Biowerkstoffe Fachagentur Nachwachsende Rohstoffe e. V.

 

Biopolymere

Biopolymere: Schlüsselwerkstoffe für eine nachhaltige Zukunft der Mobilität

Ressourcen-Effizienz ist das aktuelle Thema in der Fahrzeugindustrie. Denn in absehbarer Zukunft fehlt nicht nur das Öl zur Sicherstellung individueller Mobilität, sondern dem an Ressourcen armen Deutschland mangelt es auch an Rohstoffen zur industriellen Fertigung der benötigten Polymerwerkstoffe. Gerade bei den von den Ingenieuren bevorzugt eingesetzten Kunststoffen – die bisher sowohl günstig zu beziehen als auch praktikabel zu verarbeiten waren - bekommen die Autozulieferer in Deutschland den gestiegenen Preisdruck der Rohstoffmärkte unmittelbar zu spüren.
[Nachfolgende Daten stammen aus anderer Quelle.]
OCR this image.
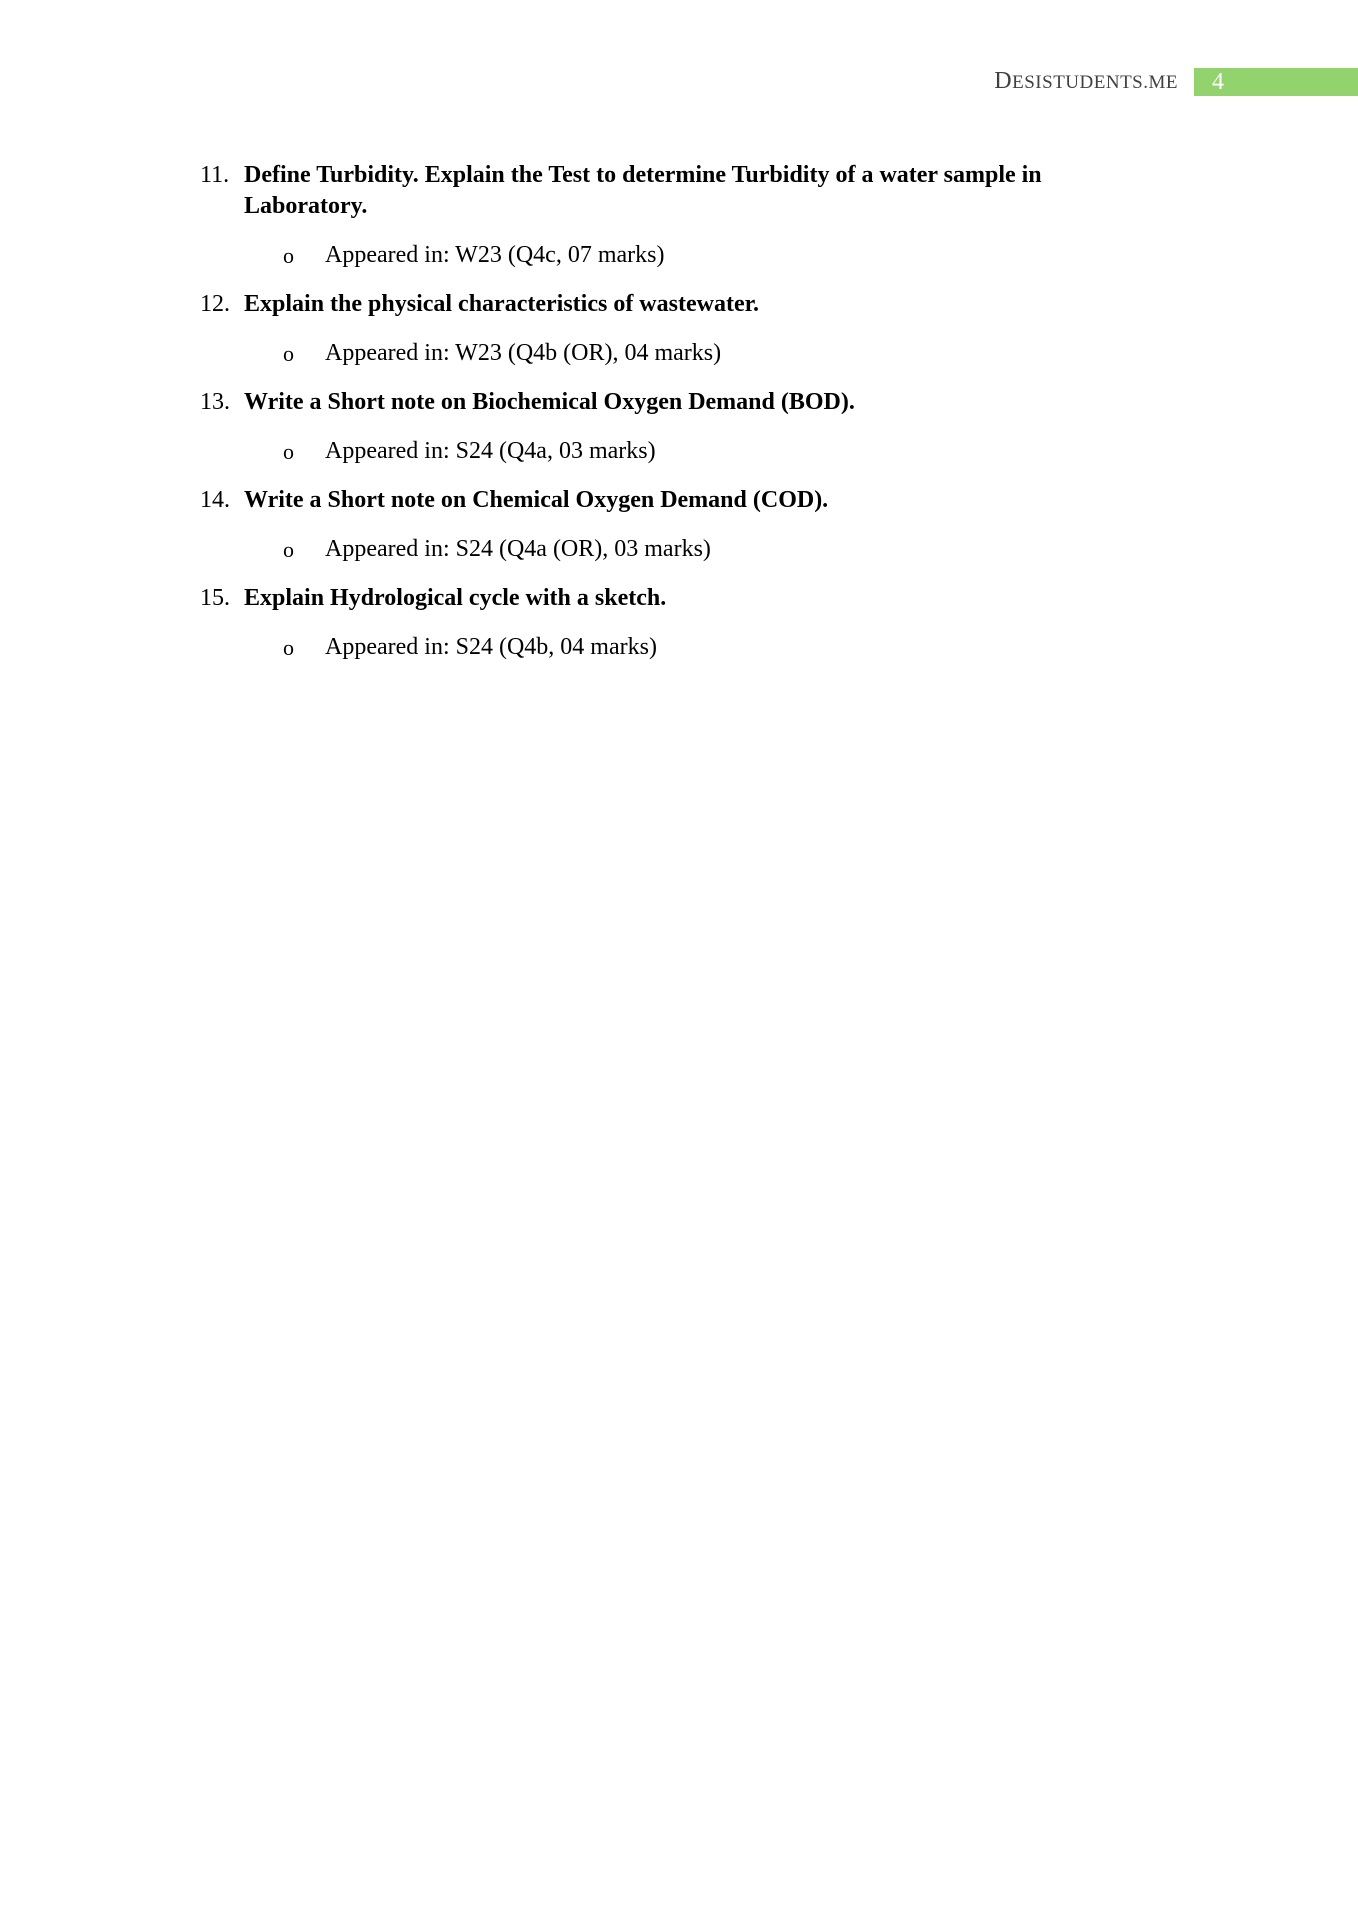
DESISTUDENTS.ME	4
11. Define Turbidity. Explain the Test to determine Turbidity of a water sample in Laboratory.
o Appeared in: W23 (Q4c, 07 marks)
12. Explain the physical characteristics of wastewater.
o Appeared in: W23 (Q4b (OR), 04 marks)
13. Write a Short note on Biochemical Oxygen Demand (BOD).
o Appeared in: S24 (Q4a, 03 marks)
14. Write a Short note on Chemical Oxygen Demand (COD).
o Appeared in: S24 (Q4a (OR), 03 marks)
15. Explain Hydrological cycle with a sketch.
o Appeared in: S24 (Q4b, 04 marks)
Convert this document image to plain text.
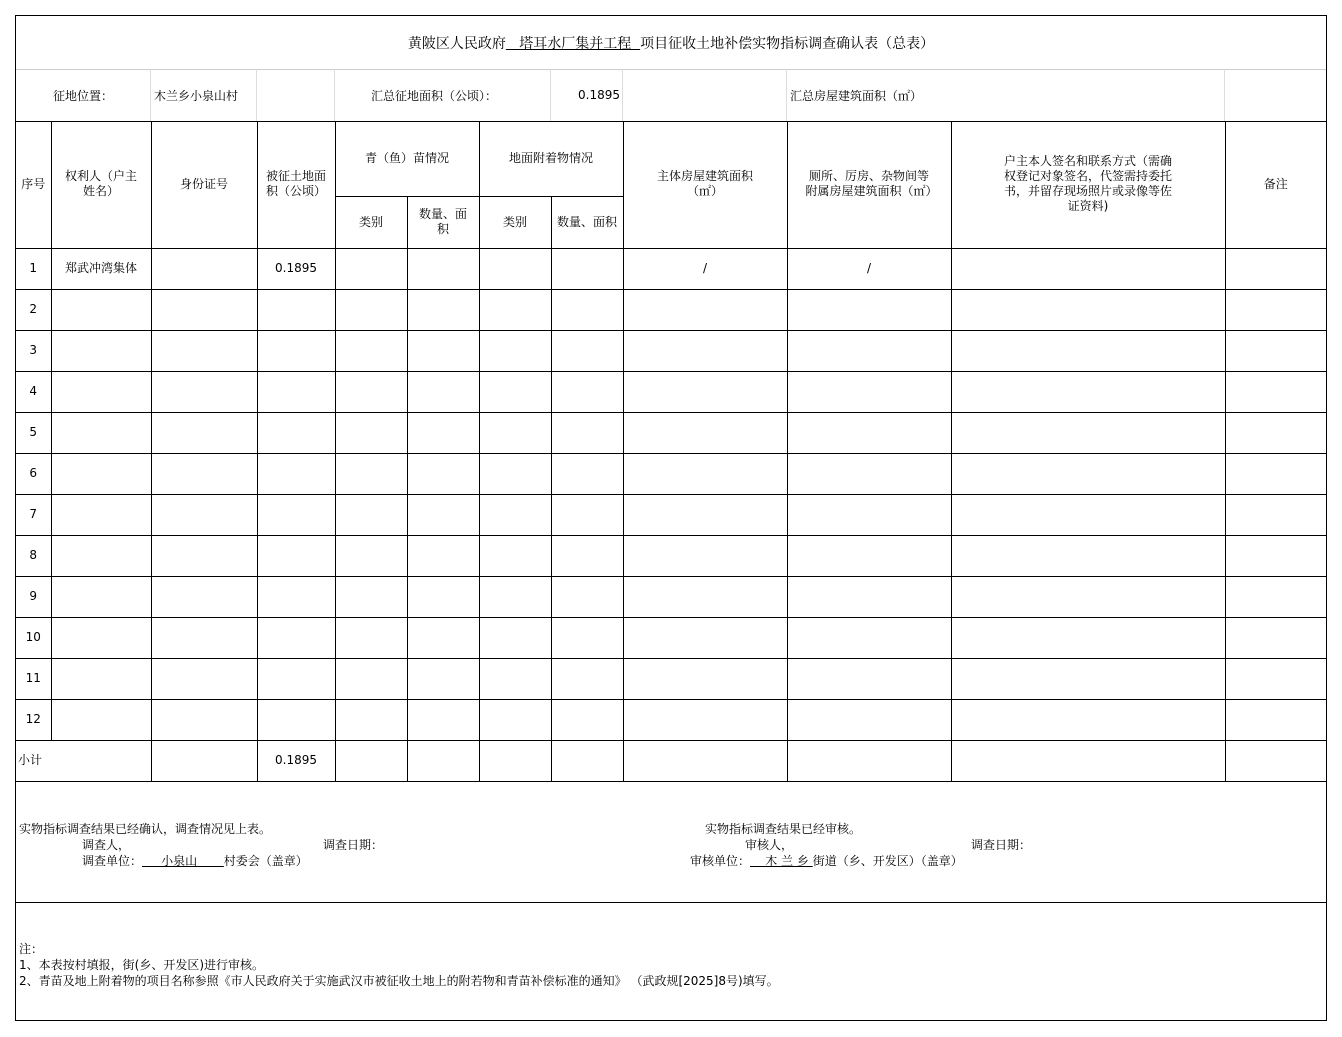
黄陂区人民政府 塔耳水厂集并工程 项目征收土地补偿实物指标调查确认表（总表）
征地位置：	木兰乡小泉山村	汇总征地面积（公顷）：	0.1895	汇总房屋建筑面积（㎡）
序号	权利人（户主姓名）	身份证号	被征土地面积（公顷）	青（鱼）苗情况		地面附着物情况		主体房屋建筑面积（㎡）	厕所、厉房、杂物间等附属房屋建筑面积（㎡）	户主本人签名和联系方式（需确权登记对象签名，代签需持委托书，并留存现场照片或录像等佐证资料)	备注
				类别	数量、面积	类别	数量、面积				
1	郑武冲湾集体		0.1895					/	/		
2											
3											
4											
5											
6											
7											
8											
9											
10											
11											
12											
小计			0.1895								
实物指标调查结果已经确认，调查情况见上表。
调查人，	调查日期：
调查单位：     小泉山       村委会（盖章）
实物指标调查结果已经审核。
审核人，	调查日期：
审核单位：    木 兰 乡 街道（乡、开发区）（盖章）
注：
1、本表按村填报，街(乡、开发区)进行审核。
2、青苗及地上附着物的项目名称参照《市人民政府关于实施武汉市被征收土地上的附若物和青苗补偿标准的通知》 （武政规[2025]8号)填写。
Aus diesem Grund beschäftigt sich die Forschung zunehmend mit der Entwicklung von beständigen
Werkstoffen auf Basis nachwachsender Rohstoffe, die selbst den hohen Ansprüchen im Rennsport genügen.
Nachwachsende Rohstoffe wie Pflanzenstärke (z. B. aus Mais, Kartoffel oder Weizen) oder Pflanzenöl (z. B. aus Raps, Soja oder Rizinus), aber auch cellulosehaltige Reststoffe sowie Agrarreststoffe liefern die Ausgangsmoleküle für die Biokunststoffe.

So wie bei den konventionellen Kunststoffen üblich bedarf es meist der Zugabe weiterer Komponenten wie Farbstoffe und insbesondere einer Verstärkungskomponente, um dem Anforderungsbereich bestimmter Bauteile gerecht zu werden. Hier werden u. a. Kurzfasern aus Pflanzen genutzt. Die Forscher aus Hannover setzen neben den Naturfasern je nach Anforderung auch Glas- oder Kohlefasern in Kombination mit einem biobasierten Kunststoff als Matrix ein.

Materialkonzepte
Quelle: IfBB

Im Rahmen der Projektlaufzeit erfolgt eine Ausweitung der verschiedenen Materialkonzepte und eine schrittweise Erhöhung der biobasierten Werkstoffanteile. Im Hinblick auf den jeweiligen Anwendungsfall erfolgen dazu zunächst umfangreiche Modifikationen und Erprobungen der neuen Werkstoffe im Labor, bevor daraus die realen Bauteile hergestellt und im Renneinsatz erprobt werden. Dabei stehen jedoch nicht nur die Ansprüche des Gebrauches im Vordergrund, sondern auch die bauteilspezifische Verarbeitung  verlangt nach großer Flexibilität.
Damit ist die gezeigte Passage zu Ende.